Elle s’assit sur une chaise et regarda fixement devant elle, l’air sombre. Tout cela pour rien. Pour rien du tout. Et pourtant elle gardait l’esprit calme et concentré. Elle savait ce qui lui restait à faire.
Elle s’habilla soigneusement et repassa partout où elle était allée pour effacer ses empreintes sur les surfaces et les objets qu’elle avait pu toucher, frottant et essuyant, levant parfois la tête quand elle entendait le bruit d’une voiture sur la route. Puis elle saisit sir Charles par les chevilles et commença à le tirer hors de la salle de bains, hors de la chambre, le long du corridor et – bang, bang, bang – dans les escaliers. Il glissa plus aisément sur le plancher ciré du hall d’entrée, le long du grand corridor et – bang, bang – franchit les deux marches de la cuisine.
Elle s’affaira ensuite au nettoyage de la pièce, débarrassant et lavant tout ce qui aurait pu rappeler leur déjeuner, essayant de mettre de l’ordre dans son esprit. Gustav dirait à la police qu’elle avait été invitée. Elle avait eu beaucoup de chance jusque-là. Ce serait la parole de Gustav contre la sienne. Tout ce qu’elle avait à faire était de coller à son histoire. Elle tira encore sir Charles, lui plaça la tête dans le four et tourna le bouton d’arrivée du gaz. Elle fronça les sourcils. N’avait-elle pas entendu quelque chose sur le gaz de la mer du Nord qui n’était plus aussi efficace que l’ancien gaz de houille ? Peut-être se faisait-elle trop de souci.
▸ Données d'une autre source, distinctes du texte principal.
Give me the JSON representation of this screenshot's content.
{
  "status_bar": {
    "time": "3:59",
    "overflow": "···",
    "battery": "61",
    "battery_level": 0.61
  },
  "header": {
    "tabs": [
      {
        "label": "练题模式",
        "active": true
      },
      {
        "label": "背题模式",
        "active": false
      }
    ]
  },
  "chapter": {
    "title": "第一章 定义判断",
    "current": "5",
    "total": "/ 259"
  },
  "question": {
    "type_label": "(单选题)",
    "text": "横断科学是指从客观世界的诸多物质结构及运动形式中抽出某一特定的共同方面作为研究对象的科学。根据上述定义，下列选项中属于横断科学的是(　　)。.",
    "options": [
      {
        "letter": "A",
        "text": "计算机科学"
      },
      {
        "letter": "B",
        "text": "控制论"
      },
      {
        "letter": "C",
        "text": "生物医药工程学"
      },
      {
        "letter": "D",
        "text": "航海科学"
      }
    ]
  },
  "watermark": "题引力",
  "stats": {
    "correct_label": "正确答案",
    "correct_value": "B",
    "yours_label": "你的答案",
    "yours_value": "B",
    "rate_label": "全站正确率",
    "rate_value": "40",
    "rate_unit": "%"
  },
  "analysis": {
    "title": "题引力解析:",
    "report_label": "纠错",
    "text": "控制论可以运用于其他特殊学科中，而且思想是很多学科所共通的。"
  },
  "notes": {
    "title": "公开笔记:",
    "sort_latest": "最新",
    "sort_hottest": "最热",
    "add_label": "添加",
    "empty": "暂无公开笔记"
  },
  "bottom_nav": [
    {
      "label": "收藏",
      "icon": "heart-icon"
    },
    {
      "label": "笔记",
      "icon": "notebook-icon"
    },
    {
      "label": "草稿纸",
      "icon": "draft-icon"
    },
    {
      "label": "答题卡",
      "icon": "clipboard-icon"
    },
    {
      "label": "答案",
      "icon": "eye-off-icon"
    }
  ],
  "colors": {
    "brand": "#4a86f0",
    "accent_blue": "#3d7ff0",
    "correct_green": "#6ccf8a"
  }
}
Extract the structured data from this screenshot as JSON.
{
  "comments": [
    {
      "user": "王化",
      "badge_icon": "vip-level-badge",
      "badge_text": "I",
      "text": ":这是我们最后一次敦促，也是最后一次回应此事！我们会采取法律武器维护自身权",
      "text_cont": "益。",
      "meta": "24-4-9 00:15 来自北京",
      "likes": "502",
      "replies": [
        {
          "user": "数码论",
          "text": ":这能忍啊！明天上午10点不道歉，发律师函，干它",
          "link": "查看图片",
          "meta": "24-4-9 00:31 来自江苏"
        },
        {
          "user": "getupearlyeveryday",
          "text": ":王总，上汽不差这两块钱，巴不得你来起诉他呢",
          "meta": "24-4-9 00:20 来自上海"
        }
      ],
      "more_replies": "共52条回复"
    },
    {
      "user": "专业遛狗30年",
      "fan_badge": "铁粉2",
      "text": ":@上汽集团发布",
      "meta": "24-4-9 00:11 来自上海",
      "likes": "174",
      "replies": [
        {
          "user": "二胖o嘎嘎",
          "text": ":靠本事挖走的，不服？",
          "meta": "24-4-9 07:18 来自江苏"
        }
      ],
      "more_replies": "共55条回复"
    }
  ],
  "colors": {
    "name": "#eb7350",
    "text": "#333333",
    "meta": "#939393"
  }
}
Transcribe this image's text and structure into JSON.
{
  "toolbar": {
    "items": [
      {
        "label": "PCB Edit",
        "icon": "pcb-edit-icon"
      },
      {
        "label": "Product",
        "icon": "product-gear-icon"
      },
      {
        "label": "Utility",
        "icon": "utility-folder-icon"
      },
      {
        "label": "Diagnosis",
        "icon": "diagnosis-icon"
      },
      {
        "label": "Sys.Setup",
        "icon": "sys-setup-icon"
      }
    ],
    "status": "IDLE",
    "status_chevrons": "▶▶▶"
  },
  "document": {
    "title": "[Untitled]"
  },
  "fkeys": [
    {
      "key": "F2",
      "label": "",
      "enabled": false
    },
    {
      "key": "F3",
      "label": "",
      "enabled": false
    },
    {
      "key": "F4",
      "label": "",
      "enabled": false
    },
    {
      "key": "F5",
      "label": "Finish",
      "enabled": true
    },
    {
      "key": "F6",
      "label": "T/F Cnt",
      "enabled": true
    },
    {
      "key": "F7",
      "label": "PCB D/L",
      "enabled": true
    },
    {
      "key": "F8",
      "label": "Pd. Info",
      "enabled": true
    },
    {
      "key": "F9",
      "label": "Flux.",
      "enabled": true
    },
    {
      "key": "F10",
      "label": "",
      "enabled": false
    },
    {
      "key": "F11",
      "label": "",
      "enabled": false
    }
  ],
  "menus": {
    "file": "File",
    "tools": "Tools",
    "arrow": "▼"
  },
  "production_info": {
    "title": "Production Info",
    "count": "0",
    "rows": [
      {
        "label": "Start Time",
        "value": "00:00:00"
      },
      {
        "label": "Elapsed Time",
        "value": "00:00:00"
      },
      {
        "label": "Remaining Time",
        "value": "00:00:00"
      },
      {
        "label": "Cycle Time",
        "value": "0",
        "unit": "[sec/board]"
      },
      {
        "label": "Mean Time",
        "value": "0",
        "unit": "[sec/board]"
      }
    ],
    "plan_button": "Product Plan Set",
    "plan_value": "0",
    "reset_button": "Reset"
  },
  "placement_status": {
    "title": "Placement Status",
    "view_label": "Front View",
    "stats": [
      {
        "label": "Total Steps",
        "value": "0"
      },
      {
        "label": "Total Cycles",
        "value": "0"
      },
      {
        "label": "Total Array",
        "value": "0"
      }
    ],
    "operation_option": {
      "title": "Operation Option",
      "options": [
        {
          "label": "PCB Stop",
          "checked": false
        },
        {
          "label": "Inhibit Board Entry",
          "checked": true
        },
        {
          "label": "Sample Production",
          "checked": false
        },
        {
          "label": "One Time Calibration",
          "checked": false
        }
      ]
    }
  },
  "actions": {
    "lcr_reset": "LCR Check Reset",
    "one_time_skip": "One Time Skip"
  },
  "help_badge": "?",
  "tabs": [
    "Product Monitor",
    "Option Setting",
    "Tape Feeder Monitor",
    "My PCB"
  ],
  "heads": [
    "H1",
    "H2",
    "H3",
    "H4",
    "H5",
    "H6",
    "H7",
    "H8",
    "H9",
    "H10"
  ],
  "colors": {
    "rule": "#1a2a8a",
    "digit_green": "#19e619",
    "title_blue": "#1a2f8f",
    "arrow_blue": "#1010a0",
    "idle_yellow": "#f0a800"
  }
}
Elle s’empara de deux torchons, trouva des chiffons, sortit, et après avoir fermé la porte de la cuisine, colmata soigneusement l’interstice entre le battant et le sol.
Elle se rendit ensuite dans le bureau de sir Charles où elle se rappelait avoir vu une machine à écrire. Tout ce qui lui restait à faire était de trouver un document signé de sa main et d’imiter sa signature au pied d’une lettre de suicide dans laquelle il avouerait également le meurtre de Jessica et de Jeffrey. Mais un graphologue détecterait sans doute la supercherie. Bon. Elle n’aurait qu’à laisser une note non signée. C’était bien embêtant ces experts en graphologie, sans eux, il aurait même été possible de faire un testament lui laissant tout à elle, Deborah. Tout.
Un bref instant, ses yeux se remplirent de larmes. Tous ses rêves, tout s’effondrait. Elle avait imaginé donner des fêtes et des garden parties à Barfield, elle aurait accueilli ses invités sous une grande capeline de paille, elle aurait peut-être même pris la parole. Elle s’assit au bureau de sir Charles et commença à taper la lettre.
Agatha et James remontèrent en courant l’allée menant à Barfield House. Derrière eux, dans le lointain, ils pouvaient entendre les hurlements des sirènes de police : « Il doit se passer quelque chose, fit remarquer Agatha, essoufflée.
– C’est à cause de nous, répondit James. Des fermiers en fureur ont dû téléphoner pour signaler des intrus dans leurs champs. Bon sang, tout ça commence à être ridicule. » Il attrapa Agatha par le bras, la forçant à s’arrêter. « On ne peut pas faire irruption à Barfield House en criant : “On sait que c’est vous le meurtrier parce que votre père était fou !”
– La voiture de Deborah est là, dit Agatha, obstinée. Vous pouvez faire ce que vous voulez, moi j’y vais. Je dirai juste que j’ai frappé et que personne ne m’a répondu. »
Elle souleva avec effort la poignée de la lourde porte du manoir et soupira de soulagement quand celle-ci s’ouvrit en grand. James la suivit dans le hall. Il commençait à penser que la seule personne réellement folle dans cette affaire était Agatha. Comment allait-il pouvoir expliquer leur présence ?
Mais Agatha se tourna vers lui : « Du gaz ! Vous ne sentez pas le gaz ? Où est la cuisine ?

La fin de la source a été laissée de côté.